The Court, Below the Radar

Next week, the Supreme Court will hear oral arguments in Wal-Mart v. Dukes, a class-action lawsuit in which more than 100 female plaintiffs have accused the retail giant of gender discrimination. But the justices won't address the particular claims against Wal-Mart. Instead, the Court will consider the technical question of whether women who have been discriminated against can sue together as a class or whether they must pursue claims against Wal-Mart individually. The case's narrow focus belies how important the outcome will be for women's rights.

The Supreme Court cases that attract the most public attention tend to be cases in which the Court exercises, or declines to exercise, its power to declare state or federal laws unconstitutional. Most of the cases that have defined the recent Court -- Citizens United, in which the justices struck down down campaign-finance legislation; Parents Involved, in which it ruled voluntary-desegregation programs illegal; and Heller, in which the Court found that the Second Amendment entails an individual right to bear arms -- involve judicial review.

But in the modern regulatory state, whether a law is upheld or struck down is often not the most important question. No Supreme Court justice has ever held the controversial 1964 Civil Rights Act unconstitutional. But how the courts interpret its provisions has mattered a great deal. For example, in what dissenter John Paul Stevens called a "sojourn into judicial activism," a bare majority of the Court in a 1989 case, Wards Cove Packing v. Atonio, turned a "blind eye to the meaning and purpose of Title VII," the provision that outlaws race-based employment discrimination, and made it much easier for employers to discriminate against employees based on their race.

In theory, Congress can override judicial interpretations of statutes. It did this in 2009, when it passed a law explicitly overruling the Court's decision in Ledbetter v. Goodyear Tire & Rubber Co. -- the justices had ruled that the statute of limitations for suing based on payment discrimination started when the payment was agreed upon, not the date of the last paycheck. But Congress stepping in to "clarify" a law is the exception rather than the rule. In most cases, the difficulty of getting a House majority, a Senate supermajority, and the president's signature to overrule the courts means judicial interpretations are the last word.
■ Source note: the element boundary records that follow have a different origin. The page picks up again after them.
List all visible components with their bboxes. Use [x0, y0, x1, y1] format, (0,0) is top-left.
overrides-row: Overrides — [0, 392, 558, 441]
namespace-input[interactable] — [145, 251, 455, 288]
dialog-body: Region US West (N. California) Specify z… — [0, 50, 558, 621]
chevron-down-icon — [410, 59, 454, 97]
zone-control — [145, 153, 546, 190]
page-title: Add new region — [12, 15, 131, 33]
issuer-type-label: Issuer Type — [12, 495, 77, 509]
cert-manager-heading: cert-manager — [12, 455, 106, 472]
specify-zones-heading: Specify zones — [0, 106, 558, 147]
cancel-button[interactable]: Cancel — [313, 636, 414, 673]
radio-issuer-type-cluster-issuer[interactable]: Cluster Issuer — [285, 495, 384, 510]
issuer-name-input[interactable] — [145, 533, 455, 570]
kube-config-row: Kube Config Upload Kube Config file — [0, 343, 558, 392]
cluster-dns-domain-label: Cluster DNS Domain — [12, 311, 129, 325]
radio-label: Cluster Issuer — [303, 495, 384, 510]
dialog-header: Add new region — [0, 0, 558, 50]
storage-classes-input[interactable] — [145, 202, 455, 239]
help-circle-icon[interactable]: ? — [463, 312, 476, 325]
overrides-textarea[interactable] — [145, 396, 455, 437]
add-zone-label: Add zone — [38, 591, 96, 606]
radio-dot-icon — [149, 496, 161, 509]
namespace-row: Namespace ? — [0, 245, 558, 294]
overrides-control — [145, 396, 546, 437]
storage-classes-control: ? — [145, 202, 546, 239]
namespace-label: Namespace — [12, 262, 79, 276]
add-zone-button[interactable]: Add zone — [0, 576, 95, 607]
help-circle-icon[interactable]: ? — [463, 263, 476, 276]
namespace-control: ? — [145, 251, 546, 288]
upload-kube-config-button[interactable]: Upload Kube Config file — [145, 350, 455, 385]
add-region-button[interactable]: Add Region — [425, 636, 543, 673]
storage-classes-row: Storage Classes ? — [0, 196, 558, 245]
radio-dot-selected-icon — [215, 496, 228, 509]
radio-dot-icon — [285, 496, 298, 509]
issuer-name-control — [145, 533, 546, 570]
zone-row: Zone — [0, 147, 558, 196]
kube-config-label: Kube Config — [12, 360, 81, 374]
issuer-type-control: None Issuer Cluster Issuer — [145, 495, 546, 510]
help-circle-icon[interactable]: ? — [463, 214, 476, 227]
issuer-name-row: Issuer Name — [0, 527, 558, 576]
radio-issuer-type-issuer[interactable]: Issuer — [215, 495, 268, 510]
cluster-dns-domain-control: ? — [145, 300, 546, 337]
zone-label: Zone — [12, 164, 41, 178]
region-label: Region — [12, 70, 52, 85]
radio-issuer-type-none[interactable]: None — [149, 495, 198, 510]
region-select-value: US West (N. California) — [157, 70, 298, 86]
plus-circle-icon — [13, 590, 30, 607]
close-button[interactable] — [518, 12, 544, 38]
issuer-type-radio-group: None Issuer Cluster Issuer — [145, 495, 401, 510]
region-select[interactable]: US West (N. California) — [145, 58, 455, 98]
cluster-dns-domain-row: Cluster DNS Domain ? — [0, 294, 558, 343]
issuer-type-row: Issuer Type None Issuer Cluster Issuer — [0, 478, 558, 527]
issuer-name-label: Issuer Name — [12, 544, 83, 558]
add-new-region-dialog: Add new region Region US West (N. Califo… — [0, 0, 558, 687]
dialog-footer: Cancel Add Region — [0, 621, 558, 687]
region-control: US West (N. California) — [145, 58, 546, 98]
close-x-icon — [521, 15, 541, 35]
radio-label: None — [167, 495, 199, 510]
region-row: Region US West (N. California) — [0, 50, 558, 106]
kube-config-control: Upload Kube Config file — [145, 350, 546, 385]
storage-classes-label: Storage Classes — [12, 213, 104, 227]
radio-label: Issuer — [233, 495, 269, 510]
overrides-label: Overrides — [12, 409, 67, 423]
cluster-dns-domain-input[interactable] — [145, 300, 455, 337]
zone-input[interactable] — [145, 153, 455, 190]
Another way in which the courts play a major role is in enforcement. Given the limits on government resources, our regulatory system often leaves the enforcement of regulations up to individual lawsuits; litigants sue, and the judicial system decides the appropriate remedy. In this arena, the Supreme Court has in recent years made it more difficult for litigants -- at least litigants advancing clams the Court substantively disfavors -- to get the necessary "standing" to bring lawsuits that would enforce federal statues.

The case brought by the Wal-Mart employees presents extensive evidence of the type of gender discrimination that Title VII of the Civil Rights Act was intended to prohibit. Statistical evidence shows that women who worked at Wal-Mart received less pay than male counterparts for the same work, and is buttressed by accounts of egregiously sexist behavior by supervisors. One supervisor informed a female employee that "men are here to make a career and women aren't. Retail is for housewives who just need to earn extra money" -- an example that, among the case evidence, is all too representative. The suit documents a dismaying number of incidents in which managers denied women managerial positions based on anachronistic beliefs about gender roles.

Given the compelling stories these individual women can tell, does it matter whether they can file suit collectively? Absolutely, for at least two reasons. First of all, only a class-action suit can properly create a record of the systematic gender discrimination at Wal-Mart. Any individual case can be dismissed as an anomaly or a misunderstanding, but the volume of complaints makes clear that gender discrimination was embedded deeply within the culture of the corporation, a very relevant fact for a discrimination suit.

The second reason is practical. Rights litigation is expensive, and judgments are not likely to be high even if the suit is successful. That's especially true in employer suits in which employees weren't well paid. The ability of "similarly situated individuals" -- the general standard for bringing a class-action suit -- to file collectively makes it more likely that they will be able to obtain good legal counsel and have the evidence-gathering capacity they need to afford them a fair hearing. Isolated individuals are also more likely to be intimidated or harassed into dropping legal claims. Forcing all civil-rights claims to be litigated on a piecemeal basis can turn civil-rights protections into an empty formality.

Because the Supreme Court is looking at the class-action issue, there is some skepticism about whether this suit will be allowed to proceed. Wal-Mart, notes Lisa McElroy, is arguing that "the class is too large," because the hundreds of thousands of employees likely to be included in the class cannot have similar enough claims. The unusually large size of the class, however, is a logical response to the mammoth size of the retailer. Wal-Mart's large size actually exacerbates problems employees who are discriminated against often have in collecting information and inhibiting retaliation -- exactly the problems class actions are designed to address.

So while the question being addressed by the Supreme Court may seem like an arcane legal dispute, the case matters a great deal to victims of discrimination. American women don't merely need protections on the books but on the ground. Just as in politics, fighting discrimination in the courts is better done through collective action rather than by isolated individuals.